I will be using two Soekris Net4501 for my redundant firewalls. The black ethernet cables connect sis0 interfaces to external network. The yellow ethernet cables connect the sis1 interfaces to the internal network. The red network cables connect sis2 interfaces to the management network - which is separate to the other networks and is used for passing the pfsync traffic to keep the state tables on both firewalls in sync.
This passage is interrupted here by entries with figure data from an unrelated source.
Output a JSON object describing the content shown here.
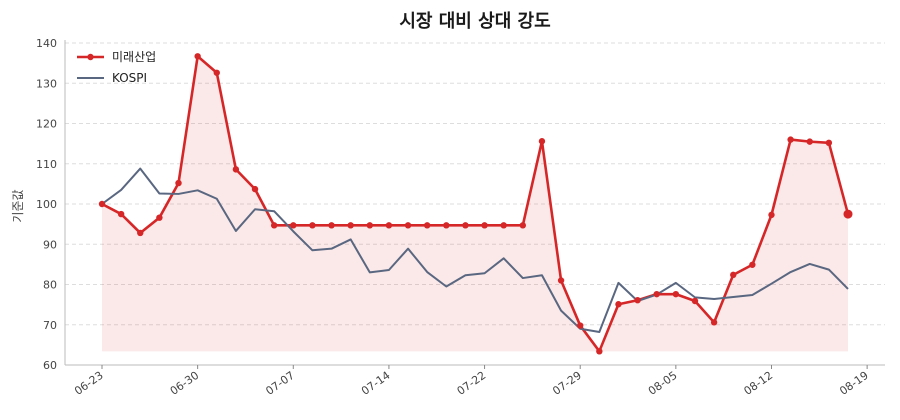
{
  "chart_data": {
    "type": "line",
    "title": "시장 대비 상대 강도",
    "xlabel": "",
    "ylabel": "기준값",
    "ylim": [
      60,
      140
    ],
    "yticks": [
      "60",
      "70",
      "80",
      "90",
      "100",
      "110",
      "120",
      "130",
      "140"
    ],
    "xtick_labels": [
      "06-23",
      "06-30",
      "07-07",
      "07-14",
      "07-22",
      "07-29",
      "08-05",
      "08-12",
      "08-19"
    ],
    "grid": "horizontal-dashed",
    "legend_position": "top-left",
    "series": [
      {
        "name": "미래산업",
        "color": "#d62728",
        "marker": "circle",
        "fill_to_min": true,
        "values": [
          100,
          97.5,
          92.8,
          96.6,
          105.2,
          136.7,
          132.6,
          108.6,
          103.7,
          94.7,
          94.7,
          94.7,
          94.7,
          94.7,
          94.7,
          94.7,
          94.7,
          94.7,
          94.7,
          94.7,
          94.7,
          94.7,
          94.7,
          115.6,
          81.0,
          69.8,
          63.4,
          75.1,
          76.1,
          77.6,
          77.6,
          75.9,
          70.6,
          82.4,
          84.9,
          97.3,
          116.0,
          115.5,
          115.2,
          97.5
        ]
      },
      {
        "name": "KOSPI",
        "color": "#5a6781",
        "marker": "none",
        "fill_to_min": false,
        "values": [
          100,
          103.5,
          108.8,
          102.6,
          102.5,
          103.4,
          101.3,
          93.3,
          98.7,
          98.2,
          93.2,
          88.5,
          88.9,
          91.2,
          83.0,
          83.6,
          88.9,
          83.1,
          79.5,
          82.3,
          82.8,
          86.5,
          81.6,
          82.3,
          73.5,
          69.0,
          68.2,
          80.4,
          75.9,
          77.5,
          80.4,
          76.8,
          76.4,
          76.9,
          77.4,
          80.2,
          83.1,
          85.1,
          83.7,
          78.9
        ]
      }
    ]
  }
}
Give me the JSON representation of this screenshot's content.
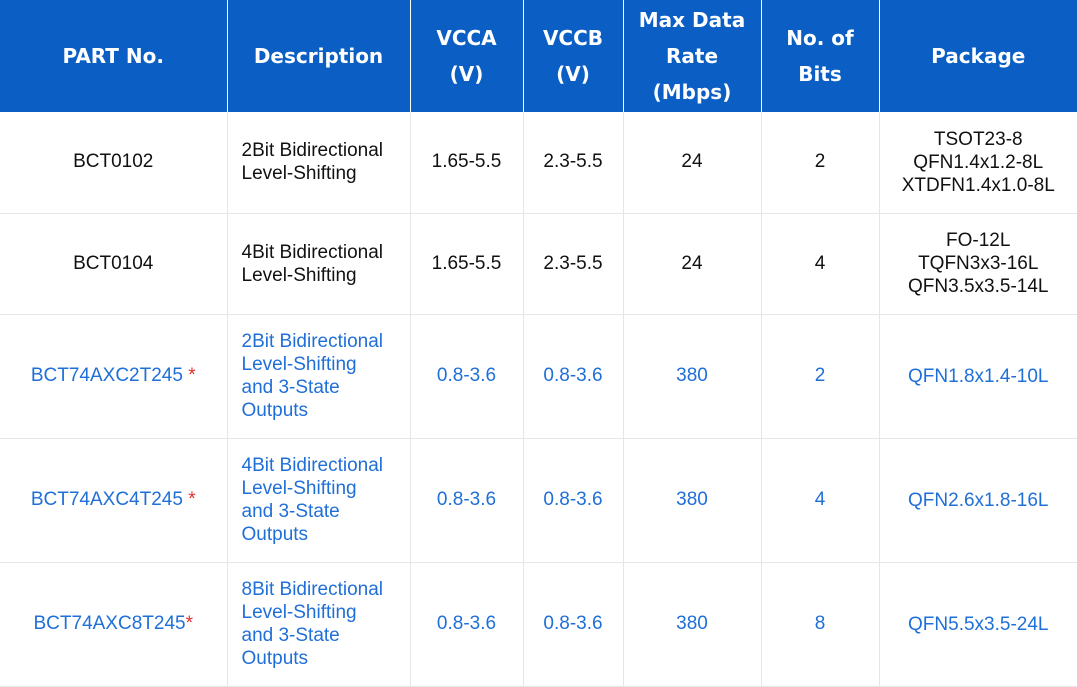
{
  "header": {
    "part_no": "PART No.",
    "description": "Description",
    "vcca": "VCCA\n(V)",
    "vccb": "VCCB\n(V)",
    "max_rate": "Max Data\nRate (Mbps)",
    "bits": "No. of\nBits",
    "package": "Package"
  },
  "rows": [
    {
      "part": "BCT0102",
      "star": "",
      "description": "2Bit Bidirectional\nLevel-Shifting",
      "vcca": "1.65-5.5",
      "vccb": "2.3-5.5",
      "rate": "24",
      "bits": "2",
      "package": "TSOT23-8\nQFN1.4x1.2-8L\nXTDFN1.4x1.0-8L"
    },
    {
      "part": "BCT0104",
      "star": "",
      "description": "4Bit Bidirectional\nLevel-Shifting",
      "vcca": "1.65-5.5",
      "vccb": "2.3-5.5",
      "rate": "24",
      "bits": "4",
      "package": "FO-12L\nTQFN3x3-16L\nQFN3.5x3.5-14L"
    },
    {
      "part": "BCT74AXC2T245 ",
      "star": "*",
      "description": "2Bit Bidirectional\nLevel-Shifting\nand 3-State\nOutputs",
      "vcca": "0.8-3.6",
      "vccb": "0.8-3.6",
      "rate": "380",
      "bits": "2",
      "package": "QFN1.8x1.4-10L"
    },
    {
      "part": "BCT74AXC4T245 ",
      "star": "*",
      "description": "4Bit Bidirectional\nLevel-Shifting\nand 3-State\nOutputs",
      "vcca": "0.8-3.6",
      "vccb": "0.8-3.6",
      "rate": "380",
      "bits": "4",
      "package": "QFN2.6x1.8-16L"
    },
    {
      "part": "BCT74AXC8T245",
      "star": "*",
      "description": "8Bit Bidirectional\nLevel-Shifting\nand 3-State\nOutputs",
      "vcca": "0.8-3.6",
      "vccb": "0.8-3.6",
      "rate": "380",
      "bits": "8",
      "package": "QFN5.5x3.5-24L"
    }
  ],
  "colors": {
    "header_bg": "#0b5fc4",
    "header_text": "#ffffff",
    "link_text": "#1f6fd8",
    "star": "#e03030"
  }
}
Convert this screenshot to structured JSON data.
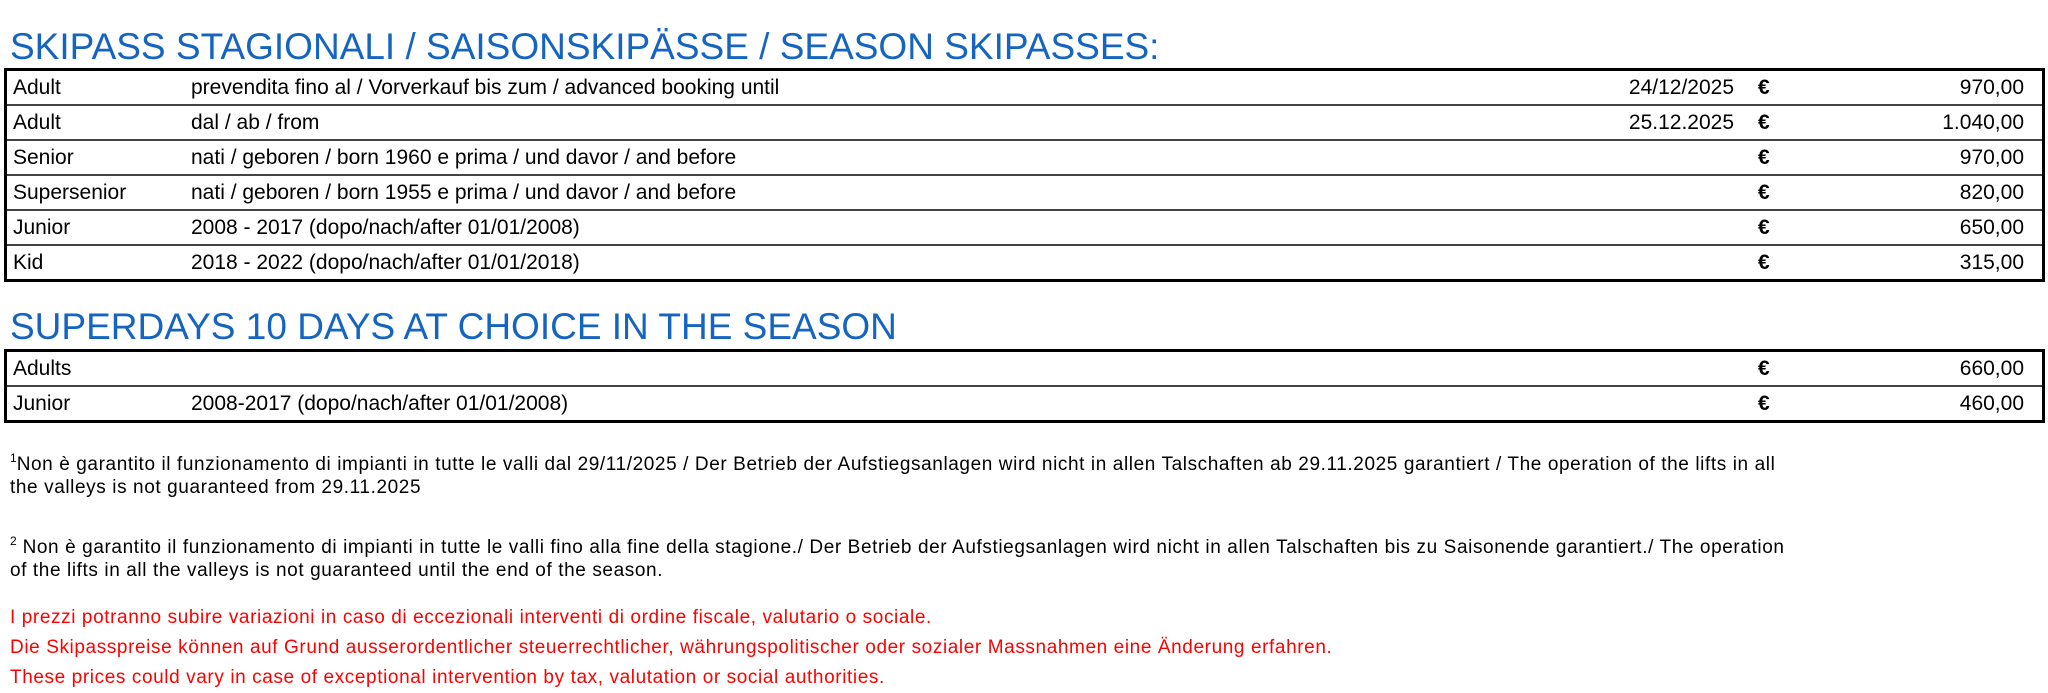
{
  "season": {
    "title": "SKIPASS STAGIONALI /  SAISONSKIPÄSSE /  SEASON SKIPASSES:",
    "currency": "€",
    "rows": [
      {
        "label": "Adult",
        "desc": "prevendita fino al /  Vorverkauf bis zum /  advanced booking until",
        "date": "24/12/2025",
        "price": "970,00"
      },
      {
        "label": "Adult",
        "desc": "dal /  ab /  from",
        "date": "25.12.2025",
        "price": "1.040,00"
      },
      {
        "label": "Senior",
        "desc": "nati  /  geboren /  born 1960 e prima / und davor /  and before",
        "date": "",
        "price": "970,00"
      },
      {
        "label": "Supersenior",
        "desc": "nati /  geboren /  born 1955 e prima /  und davor /  and before",
        "date": "",
        "price": "820,00"
      },
      {
        "label": "Junior",
        "desc": "2008 - 2017 (dopo/nach/after 01/01/2008)",
        "date": "",
        "price": "650,00"
      },
      {
        "label": "Kid",
        "desc": "2018 - 2022 (dopo/nach/after 01/01/2018)",
        "date": "",
        "price": "315,00"
      }
    ]
  },
  "superdays": {
    "title": "SUPERDAYS 10 DAYS AT CHOICE IN THE SEASON",
    "currency": "€",
    "rows": [
      {
        "label": "Adults",
        "desc": "",
        "price": "660,00"
      },
      {
        "label": "Junior",
        "desc": "2008-2017 (dopo/nach/after 01/01/2008)",
        "price": "460,00"
      }
    ]
  },
  "footnotes": [
    {
      "mark": "1",
      "lines": [
        "Non è garantito il funzionamento di impianti in tutte le valli dal 29/11/2025 /  Der Betrieb der Aufstiegsanlagen wird nicht in allen Talschaften ab 29.11.2025 garantiert /  The operation of the lifts in all",
        "the valleys is not guaranteed from 29.11.2025"
      ]
    },
    {
      "mark": "2",
      "lines": [
        " Non è garantito il funzionamento di impianti in tutte le valli fino alla fine della stagione./ Der Betrieb der Aufstiegsanlagen wird nicht in allen Talschaften bis zu Saisonende garantiert./ The operation",
        "of the lifts in all the valleys is not guaranteed until the end of the season."
      ]
    }
  ],
  "disclaimer": {
    "color": "#ff0000",
    "lines": [
      "I prezzi potranno subire variazioni in caso di eccezionali interventi di ordine fiscale, valutario o sociale.",
      "Die Skipasspreise können auf Grund ausserordentlicher steuerrechtlicher, währungspolitischer oder sozialer Massnahmen eine Änderung erfahren.",
      "These prices could vary in case of exceptional intervention by tax, valutation or social authorities."
    ]
  }
}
I will now demonstrate how it works.

Firewall Configs (slugfw1)

slugfw1:slug ~> cat /etc/hostname.sis0

inet 192.168.1.121 255.255.255.0

rtsol

description External Interface

slugfw1:slug ~> cat /etc/hostname.sis1

inet 192.168.20.1 255.255.255.0

rtsol

description Internal Interface

slugfw1:slug ~> cat /etc/hostname.sis2

inet 10.1.5.10 255.255.255.0

rtsol

description Management Interface

slugfw1:slug ~> cat /etc/hostname.carp0

vhid 1

pass scotlug1

carpdev sis0

192.168.5.90 netmask 255.255.255.0

slugfw1:slug ~> cat /etc/hostname.carp1

vhid 2

pass scotlug1

carpdev sis1

192.168.20.5 netmask 255.255.255.0

slugfw1:slug ~> cat /etc/hostname.pfsync0

up

syncdev sis2

Firewall Configs (slugfw2)

$cat /etc/hostname.sis0

inet 192.168.1.222 255.255.255.0

rtsol

description External Interface

$ cat /etc/hostname.sis1

inet 192.168.20.2 255.255.255.0

rtsol

description Internal Interface

$ cat /etc/hostname.sis2

inet 10.1.5.5 255.255.255.0

rtsol

description Management Interface

$ cat /etc/hostname.carp0

vhid 1

pass scotlug1

carpdev sis0

advbase 1

advskew 100

192.168.5.90 netmask 255.255.255.0

$ cat /etc/hostname.carp1

vhid 2

pass scotlug1

carpdev sis1

advbase 1

advskew 100

192.168.20.5 netmask 255.255.255.0

$ cat /etc/hostname.pfsync0

up

syncdev sis2

To check the status of each firewall we do:

slugfw1:slug ~> ifconfig carp

carp0: flags=28843<UP,BROADCAST,RUNNING,SIMPLEX,MULTICAST,NOINET6> mtu 1500

lladdr 00:00:5e:00:01:01

priority: 0

carp: MASTER carpdev sis0 vhid 1 advbase 1 advskew 0

groups: carp

status: master

inet 192.168.5.90 netmask 0xffffff00 broadcast 192.168.5.255

carp1: flags=28843<UP,BROADCAST,RUNNING,SIMPLEX,MULTICAST,NOINET6> mtu 1500

lladdr 00:00:5e:00:01:02

priority: 0

carp: MASTER carpdev sis1 vhid 2 advbase 1 advskew 0

groups: carp

status: master

inet 192.168.20.5 netmask 0xffffff00 broadcast 192.168.20.255

pfsync0: flags=20041<UP,RUNNING,NOINET6> mtu 1500

priority: 0

pfsync: syncdev: sis2 maxupd: 128 defer: off

groups: carp pfsync

I will now set up the laptop on the internal network to stream internet radio, and run telnet towel.blinkenlights.nl in a terminal.

Time for the axe treatment...

AUTHORS

Fred Crowson

CAVEATS

No slugs were harmed in this talk.

BUGS

Slugs don't have bugs they have slime.

REFERENCES

HISTORY

This talk was given on Thursday 22 January 2015 at the Electron Club, CCA, Glasgow, for ScotLUG.